5. Sudden emotional outbursts. This would apply to a child suddenly changing how they express their anger. Even if you have a drama queen child, you will know the difference. Do not chalk it up to more drama. Sometimes a display of drama is a sign of a child’s significant distress. Try not to punish them for drama, alone. After they have calmed down, try to dig a little deeper.

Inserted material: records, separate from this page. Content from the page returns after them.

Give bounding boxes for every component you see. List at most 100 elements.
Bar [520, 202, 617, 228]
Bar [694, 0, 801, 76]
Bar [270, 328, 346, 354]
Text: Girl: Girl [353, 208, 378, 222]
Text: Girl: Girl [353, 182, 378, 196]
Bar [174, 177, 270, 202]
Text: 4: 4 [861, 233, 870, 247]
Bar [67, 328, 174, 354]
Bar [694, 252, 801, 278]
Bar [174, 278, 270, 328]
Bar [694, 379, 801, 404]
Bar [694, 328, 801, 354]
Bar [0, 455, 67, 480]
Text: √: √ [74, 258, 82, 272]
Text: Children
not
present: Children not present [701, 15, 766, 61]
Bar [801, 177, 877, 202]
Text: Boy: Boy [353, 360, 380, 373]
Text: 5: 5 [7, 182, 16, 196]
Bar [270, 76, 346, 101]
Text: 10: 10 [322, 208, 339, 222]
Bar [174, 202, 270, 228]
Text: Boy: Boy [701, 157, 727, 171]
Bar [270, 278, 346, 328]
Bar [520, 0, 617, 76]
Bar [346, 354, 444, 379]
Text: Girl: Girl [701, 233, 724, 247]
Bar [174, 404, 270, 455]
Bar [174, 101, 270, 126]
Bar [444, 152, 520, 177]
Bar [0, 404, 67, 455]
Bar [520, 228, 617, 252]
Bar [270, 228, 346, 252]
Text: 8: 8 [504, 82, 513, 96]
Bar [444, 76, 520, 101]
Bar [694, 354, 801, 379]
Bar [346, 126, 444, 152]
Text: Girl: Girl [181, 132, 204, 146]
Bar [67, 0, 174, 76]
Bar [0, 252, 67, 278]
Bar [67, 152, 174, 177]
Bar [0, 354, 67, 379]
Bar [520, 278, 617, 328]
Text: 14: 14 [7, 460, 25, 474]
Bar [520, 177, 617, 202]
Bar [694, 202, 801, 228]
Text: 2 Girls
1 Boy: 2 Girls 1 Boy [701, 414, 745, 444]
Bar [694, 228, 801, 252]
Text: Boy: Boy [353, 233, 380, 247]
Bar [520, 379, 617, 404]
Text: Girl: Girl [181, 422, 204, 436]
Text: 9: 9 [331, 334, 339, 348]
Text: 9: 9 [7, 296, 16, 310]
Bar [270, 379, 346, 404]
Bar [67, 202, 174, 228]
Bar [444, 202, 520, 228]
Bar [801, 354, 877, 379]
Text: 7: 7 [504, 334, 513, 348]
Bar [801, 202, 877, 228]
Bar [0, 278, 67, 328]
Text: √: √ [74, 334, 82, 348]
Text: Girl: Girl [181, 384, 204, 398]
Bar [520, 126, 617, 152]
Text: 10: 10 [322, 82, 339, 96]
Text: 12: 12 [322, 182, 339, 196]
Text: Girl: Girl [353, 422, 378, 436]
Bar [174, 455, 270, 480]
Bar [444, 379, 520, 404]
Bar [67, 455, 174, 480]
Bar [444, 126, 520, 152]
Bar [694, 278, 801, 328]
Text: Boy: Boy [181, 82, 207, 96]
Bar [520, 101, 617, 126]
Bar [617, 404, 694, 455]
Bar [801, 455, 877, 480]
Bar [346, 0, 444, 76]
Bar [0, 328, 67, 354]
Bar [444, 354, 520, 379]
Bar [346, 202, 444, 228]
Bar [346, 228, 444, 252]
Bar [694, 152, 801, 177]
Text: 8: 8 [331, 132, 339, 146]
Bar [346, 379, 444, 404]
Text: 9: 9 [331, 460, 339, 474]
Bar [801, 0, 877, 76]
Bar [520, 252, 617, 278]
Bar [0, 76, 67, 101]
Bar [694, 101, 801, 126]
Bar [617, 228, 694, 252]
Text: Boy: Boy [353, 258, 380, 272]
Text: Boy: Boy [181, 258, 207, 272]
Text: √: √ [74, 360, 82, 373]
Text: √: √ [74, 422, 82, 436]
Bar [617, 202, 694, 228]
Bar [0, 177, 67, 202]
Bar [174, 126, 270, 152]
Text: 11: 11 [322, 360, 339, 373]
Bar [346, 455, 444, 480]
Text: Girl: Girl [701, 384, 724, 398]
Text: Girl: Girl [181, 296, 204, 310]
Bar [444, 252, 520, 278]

6. Your child becomes highly critical of their friends and family. This is a sure sign that a kid isn’t liking themselves and projecting that self-hatred off onto others.
7. Separation anxiety and having a hard time transitioning after visitation. A sign that your child is not dealing well with the loss of your ex in the family. Also, if your child suddenly has separation anxiety when you go to work, go shopping or, go anywhere the child can’t be with you. If your child goes from being independent to clingy after your divorce, there is a problem.
8. Younger children may regress in their behaviors. A potty trained child may begin to wet her pants, suck her thumb or want to be carried everywhere. Pay attention if your toddle begins to act like the baby they used to be.
9. Anxiety and constant worry is another big sign that something is wrong. I had a friend who’s son started having panic attacks at school. Has your child turned into someone who worries about bad things happening? Get him/her into therapy!
Because two of my children had significant emotional issues while maintaining top grades, social lives and full sports schedules, I also want to disabuse anyone out there of the notion that if a child’s grades are high and they are social and active then all is well. This was not true for us. Yes, it can be true that a high functioning student is just fine and dandy, however the medical confusion around this idea hurt my family because medical problems were ignored.
The most important thing is to trust your instincts. You know your child best. Not the doctor, not the therapist, not the social worker and not the teacher or coach. Although, I would most certainly listen to any of these people if they came to me with concerns. In most cases, it takes a tremendous amount of reflection and courage for someone outside your family to come forward with a concern. So, personally? I would listen. The biggest enemy to children experiencing deep emotional pain is denial. Paying attention is the best way to love them.